Pois a banalidade do mal não comporta limites. Ela fere e dilacera, deforma humanidades ou as assassina, transforma os dominantes e os dominados, desumanizando-os a todos. O ódio sempre recria o caos em um processo vertiginoso e dele se reabastece, num crescendo de destruição de quaisquer esperanças construídas. Mas será que o homem é capaz de sobreviver num mundo sem esperanças, do qual todos os vestígios de superestrutura social que tendem a integrá-lo foram abolidos? Será que a Nova Ordem será capaz sempre de sufocar e escravizar os trabalhadores, de praticar o extermínio físico dos dispensáveis sociais?

O novo Sistema cujo “ovo da serpente” já foi parido conseguirá extirpar as conquistas do homem civilizado, os direitos humanos em sua mais indelével expressão?

O fascismo do século XXI, ao tornar-se dono da mais potente tecnologia jamais sonhada, conseguirá exilar o germe de revolta que sempre brotou no ser humano? Conseguirá extirpar do homem o que ele tem de melhor em suas relações com os seus semelhantes, a compaixão, a solidariedade?
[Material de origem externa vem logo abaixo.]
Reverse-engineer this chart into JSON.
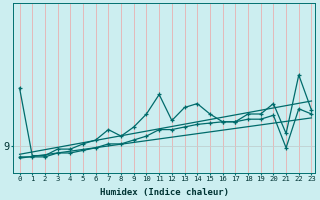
{
  "xlabel": "Humidex (Indice chaleur)",
  "background_color": "#cceef0",
  "line_color": "#006b6b",
  "x_ticks": [
    0,
    1,
    2,
    3,
    4,
    5,
    6,
    7,
    8,
    9,
    10,
    11,
    12,
    13,
    14,
    15,
    16,
    17,
    18,
    19,
    20,
    21,
    22,
    23
  ],
  "ytick_val": 9,
  "ytick_pos": 9,
  "ymin": 7.0,
  "ymax": 20.0,
  "series1_x": [
    0,
    1,
    2,
    3,
    4,
    5,
    6,
    7,
    8,
    9,
    10,
    11,
    12,
    13,
    14,
    15,
    16,
    17,
    18,
    19,
    20,
    21,
    22,
    23
  ],
  "series1_y": [
    13.5,
    8.3,
    8.3,
    8.8,
    8.8,
    9.2,
    9.5,
    10.3,
    9.8,
    10.5,
    11.5,
    13.0,
    11.0,
    12.0,
    12.3,
    11.5,
    10.9,
    10.9,
    11.5,
    11.5,
    12.3,
    10.0,
    14.5,
    11.8
  ],
  "series2_x": [
    0,
    1,
    2,
    3,
    4,
    5,
    6,
    7,
    8,
    9,
    10,
    11,
    12,
    13,
    14,
    15,
    16,
    17,
    18,
    19,
    20,
    21,
    22,
    23
  ],
  "series2_y": [
    8.2,
    8.2,
    8.2,
    8.5,
    8.5,
    8.7,
    8.9,
    9.2,
    9.2,
    9.5,
    9.8,
    10.3,
    10.3,
    10.5,
    10.7,
    10.8,
    10.9,
    10.9,
    11.1,
    11.1,
    11.4,
    8.9,
    11.9,
    11.5
  ],
  "trend1_x": [
    0,
    23
  ],
  "trend1_y": [
    8.4,
    12.5
  ],
  "trend2_x": [
    0,
    23
  ],
  "trend2_y": [
    8.1,
    11.2
  ],
  "vgrid_color": "#e8b0b0",
  "hgrid_color": "#c0d0d0"
}
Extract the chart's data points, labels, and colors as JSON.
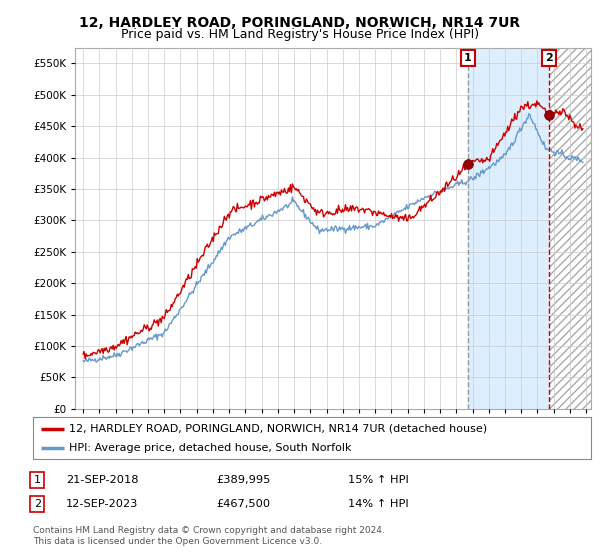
{
  "title": "12, HARDLEY ROAD, PORINGLAND, NORWICH, NR14 7UR",
  "subtitle": "Price paid vs. HM Land Registry's House Price Index (HPI)",
  "yticks": [
    0,
    50000,
    100000,
    150000,
    200000,
    250000,
    300000,
    350000,
    400000,
    450000,
    500000,
    550000
  ],
  "ylim": [
    0,
    575000
  ],
  "xlim_start": 1994.5,
  "xlim_end": 2026.3,
  "xticks": [
    1995,
    1996,
    1997,
    1998,
    1999,
    2000,
    2001,
    2002,
    2003,
    2004,
    2005,
    2006,
    2007,
    2008,
    2009,
    2010,
    2011,
    2012,
    2013,
    2014,
    2015,
    2016,
    2017,
    2018,
    2019,
    2020,
    2021,
    2022,
    2023,
    2024,
    2025,
    2026
  ],
  "background_color": "#ffffff",
  "grid_color": "#cccccc",
  "red_line_color": "#cc0000",
  "blue_line_color": "#6699cc",
  "shade_color": "#ddeeff",
  "sale1_x": 2018.72,
  "sale1_y": 389995,
  "sale1_label": "1",
  "sale1_date": "21-SEP-2018",
  "sale1_price": "£389,995",
  "sale1_hpi": "15% ↑ HPI",
  "sale2_x": 2023.7,
  "sale2_y": 467500,
  "sale2_label": "2",
  "sale2_date": "12-SEP-2023",
  "sale2_price": "£467,500",
  "sale2_hpi": "14% ↑ HPI",
  "legend_label1": "12, HARDLEY ROAD, PORINGLAND, NORWICH, NR14 7UR (detached house)",
  "legend_label2": "HPI: Average price, detached house, South Norfolk",
  "footer": "Contains HM Land Registry data © Crown copyright and database right 2024.\nThis data is licensed under the Open Government Licence v3.0.",
  "title_fontsize": 10,
  "subtitle_fontsize": 9,
  "tick_fontsize": 7.5,
  "legend_fontsize": 8
}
Uma raça humana bastarda e mesmo oprimida em seu limite máximo ainda será capaz de agitar-se sob a dominação, de resistir a tudo o que a esmaga?

“2039: ficção ou profecia?” é ficção que se cinge de profecia ao correlacionar-se com 1939, com o nazismo em seu auge. Em 1940 ele se crê, em breve, senhor de todo o mundo. Em 1945, o nazismo está destruído. No século XXI, o capitalismo selvagem e o neoliberalismo somente alcançam sua verdadeira unidade e solidez quando abraçam o fascismo, com ou sem máscaras. 2039/ 2040 podem muito bem ser o marco de sua supremacia. Mas sempre poderá haver um 2045 a sobressaltá-lo, a cintilar esperança nos corações dos humanos sensíveis, dispensáveis, escravizados.